Freshly dissected testes from 2 to 3-month-old male mice were decapsulated and placed into Krebs buffer (120 mM NaCl, 4.8 mM KCl, 25.2 mM NaHCO3, 1.2 mM KH2PO4, 1.2 mM MgSO4, 1.3 mM CaCl2, and 11.1 mM dextrose) containing collagenase (0.5 mg/ml). Testicular tubules were digested at 32°C for about 10 min and were transferred into Krebs buffer containing trypsin (0.25 mg/ml) and DNase (0.02 mg/ml). Cells were incubated at 32°C for another 10 min with repeated pipetting to become single-cell suspension. The cells were passed through a 100-μm nylon mesh and washed twice in Kreb’s buffer before culture.

5 x 106 adult mouse testicular cells were cultured in 1 mL MEMα (minimal essential media with alpha modifications) containing 5% streptomycin, 7.5% penicillin, 0.29% DL-lactic acid sodium salt, 0.59% HEPES, and 5% fetal bovine serum in one well of a six-well plate in 5% CO2 at 32°C. After a one-hour acclimation culture period, cells were then treated with inhibitors. All the treatments were performed three times.

For the metaphase I competency assay, testicular cells were treated with 4 μM okadaic acid (from a stock of 244 μM in ethanol). Control cultures received an equivalent volume of ethanol alone. Five hours after culture with okadaic acid, cells were harvested for nuclear spread analysis.

For the microtubule depolymerization assay, testicular cells were treated with 0.1 μg/ml nocodazole (from a stock of 0.1 mg/ml in DMSO). Control cultures received an equivalent volume of DMSO. 16 hours after nocodazole treatment in culture, cells were harvested for nuclear spread analysis.

For the actin depolymerization assay, cells were treated with 2.5 μg/ml cytochalasin D (from a stock of 2 mg/ml in DMSO) or 0.5 μM latrunculin A (from a stock of 0.5 mM in DMSO). Control cultures received an equivalent amount of DMSO. 16 hours after inhibitor treatment, cells were harvested for nuclear spread analysis.

QUANTIFICATION AND STATISTICAL ANALYSIS

Statistical analyses were performed using SPSS statistics software version 26 (IBM Corp., USA).
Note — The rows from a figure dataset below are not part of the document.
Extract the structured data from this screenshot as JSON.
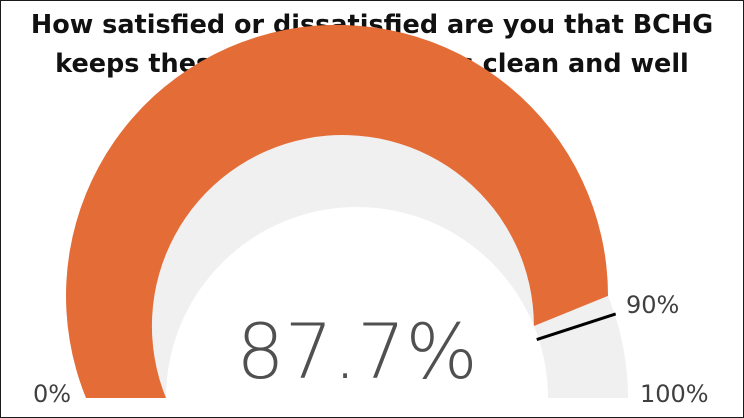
{
  "chart_data": {
    "type": "gauge",
    "title": "How satisfied or dissatisfied are you that BCHG keeps these communal areas clean and well maintained?",
    "value": 87.7,
    "value_label": "87.7%",
    "min": 0,
    "max": 100,
    "min_label": "0%",
    "max_label": "100%",
    "target": 90,
    "target_label": "90%",
    "colors": {
      "fill": "#E46C37",
      "track": "#F0F0F0",
      "target_marker": "#000000"
    }
  }
}
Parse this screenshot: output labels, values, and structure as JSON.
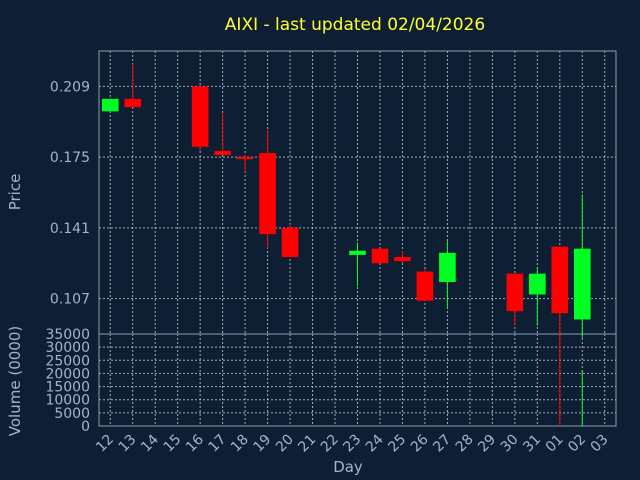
{
  "chart_data": {
    "type": "candlestick",
    "title": "AIXI - last updated 02/04/2026",
    "xlabel": "Day",
    "ylabel": "Price",
    "volume_label": "Volume (0000)",
    "x_ticks": [
      "12",
      "13",
      "14",
      "15",
      "16",
      "17",
      "18",
      "19",
      "20",
      "21",
      "22",
      "23",
      "24",
      "25",
      "26",
      "27",
      "28",
      "29",
      "30",
      "31",
      "01",
      "02",
      "03"
    ],
    "y_ticks": [
      0.107,
      0.141,
      0.175,
      0.209
    ],
    "y_tick_labels": [
      "0.107",
      "0.141",
      "0.175",
      "0.209"
    ],
    "ylim": [
      0.09,
      0.226
    ],
    "volume_ticks": [
      0,
      5000,
      10000,
      15000,
      20000,
      25000,
      30000,
      35000
    ],
    "volume_tick_labels": [
      "0",
      "5000",
      "10000",
      "15000",
      "20000",
      "25000",
      "30000",
      "35000"
    ],
    "volume_ylim": [
      0,
      35000
    ],
    "grid": true,
    "colors": {
      "up": "#00ff22",
      "down": "#ff0000",
      "background": "#0f1f33",
      "title": "#ffff33",
      "text": "#9fb6cc",
      "grid": "#b8c4d0"
    },
    "candles": [
      {
        "day": "12",
        "open": 0.197,
        "high": 0.203,
        "low": 0.197,
        "close": 0.203,
        "volume": 0
      },
      {
        "day": "13",
        "open": 0.203,
        "high": 0.22,
        "low": 0.199,
        "close": 0.199,
        "volume": 0
      },
      {
        "day": "16",
        "open": 0.209,
        "high": 0.209,
        "low": 0.178,
        "close": 0.18,
        "volume": 0
      },
      {
        "day": "17",
        "open": 0.178,
        "high": 0.196,
        "low": 0.176,
        "close": 0.176,
        "volume": 0
      },
      {
        "day": "18",
        "open": 0.175,
        "high": 0.176,
        "low": 0.168,
        "close": 0.174,
        "volume": 0
      },
      {
        "day": "19",
        "open": 0.177,
        "high": 0.188,
        "low": 0.131,
        "close": 0.138,
        "volume": 0
      },
      {
        "day": "20",
        "open": 0.141,
        "high": 0.143,
        "low": 0.127,
        "close": 0.127,
        "volume": 0
      },
      {
        "day": "23",
        "open": 0.128,
        "high": 0.134,
        "low": 0.113,
        "close": 0.13,
        "volume": 0
      },
      {
        "day": "24",
        "open": 0.131,
        "high": 0.131,
        "low": 0.124,
        "close": 0.124,
        "volume": 0
      },
      {
        "day": "25",
        "open": 0.127,
        "high": 0.13,
        "low": 0.124,
        "close": 0.125,
        "volume": 0
      },
      {
        "day": "26",
        "open": 0.12,
        "high": 0.121,
        "low": 0.106,
        "close": 0.106,
        "volume": 0
      },
      {
        "day": "27",
        "open": 0.115,
        "high": 0.135,
        "low": 0.103,
        "close": 0.129,
        "volume": 0
      },
      {
        "day": "30",
        "open": 0.119,
        "high": 0.119,
        "low": 0.094,
        "close": 0.101,
        "volume": 0
      },
      {
        "day": "31",
        "open": 0.109,
        "high": 0.122,
        "low": 0.094,
        "close": 0.119,
        "volume": 0
      },
      {
        "day": "01",
        "open": 0.132,
        "high": 0.132,
        "low": 0.083,
        "close": 0.1,
        "volume": 32000
      },
      {
        "day": "02",
        "open": 0.097,
        "high": 0.157,
        "low": 0.088,
        "close": 0.131,
        "volume": 21000
      }
    ]
  }
}
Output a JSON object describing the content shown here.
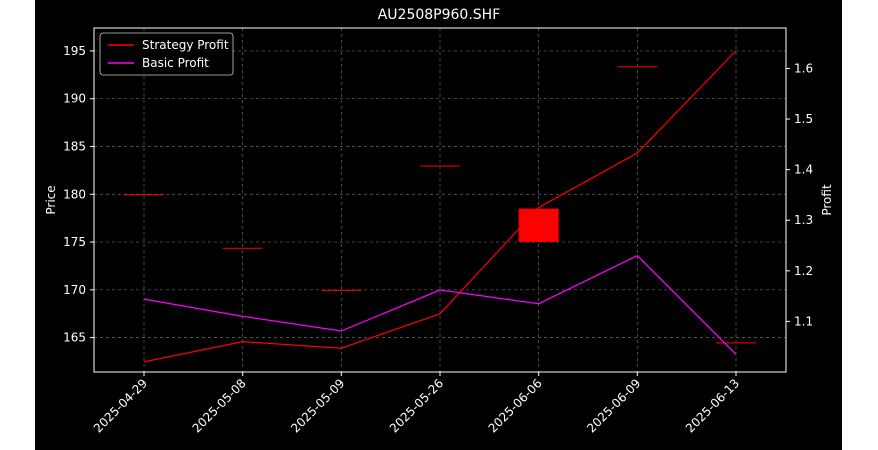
{
  "chart_data": {
    "type": "candlestick+line",
    "title": "AU2508P960.SHF",
    "xlabel": "",
    "ylabel_left": "Price",
    "ylabel_right": "Profit",
    "categories": [
      "2025-04-29",
      "2025-05-08",
      "2025-05-09",
      "2025-05-26",
      "2025-06-06",
      "2025-06-09",
      "2025-06-13"
    ],
    "ylim_left": [
      161.4,
      197.4
    ],
    "ylim_right": [
      1.0,
      1.68
    ],
    "yticks_left": [
      165,
      170,
      175,
      180,
      185,
      190,
      195
    ],
    "yticks_right": [
      1.1,
      1.2,
      1.3,
      1.4,
      1.5,
      1.6
    ],
    "grid": true,
    "legend": {
      "placement": "upper-left",
      "entries": [
        {
          "label": "Strategy Profit",
          "color": "#ff0000"
        },
        {
          "label": "Basic Profit",
          "color": "#ff00ff"
        }
      ]
    },
    "candles": [
      {
        "date": "2025-04-29",
        "open": 180.0,
        "close": 180.0,
        "color": "#ff0000"
      },
      {
        "date": "2025-05-08",
        "open": 174.4,
        "close": 174.4,
        "color": "#ff0000"
      },
      {
        "date": "2025-05-09",
        "open": 170.0,
        "close": 170.0,
        "color": "#ff0000"
      },
      {
        "date": "2025-05-26",
        "open": 183.0,
        "close": 183.0,
        "color": "#ff0000"
      },
      {
        "date": "2025-06-06",
        "open": 175.0,
        "close": 178.5,
        "color": "#ff0000"
      },
      {
        "date": "2025-06-09",
        "open": 193.4,
        "close": 193.4,
        "color": "#ff0000"
      },
      {
        "date": "2025-06-13",
        "open": 164.5,
        "close": 164.5,
        "color": "#ff0000"
      }
    ],
    "series": [
      {
        "name": "Strategy Profit",
        "color": "#ff0000",
        "values": [
          1.02,
          1.06,
          1.047,
          1.115,
          1.325,
          1.433,
          1.635
        ]
      },
      {
        "name": "Basic Profit",
        "color": "#ff00ff",
        "values": [
          1.144,
          1.11,
          1.081,
          1.162,
          1.135,
          1.23,
          1.035
        ]
      }
    ]
  }
}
The data were expressed as the mean ± standard deviation (s.d.). The number of replicates (n) is described in the text and figure legends (Figures 1B, 1F, 2D, 3B, 3C, 4B, 6C, S3B, S3C, and S8B). Data were statistically analyzed with Student’s t test (Figures 4B, 6C, and S8B). Enrichment analysis was performed with ANOVA and Tukey HSD (Figure 5C). Differences with p < 0.05 were considered statistically significant.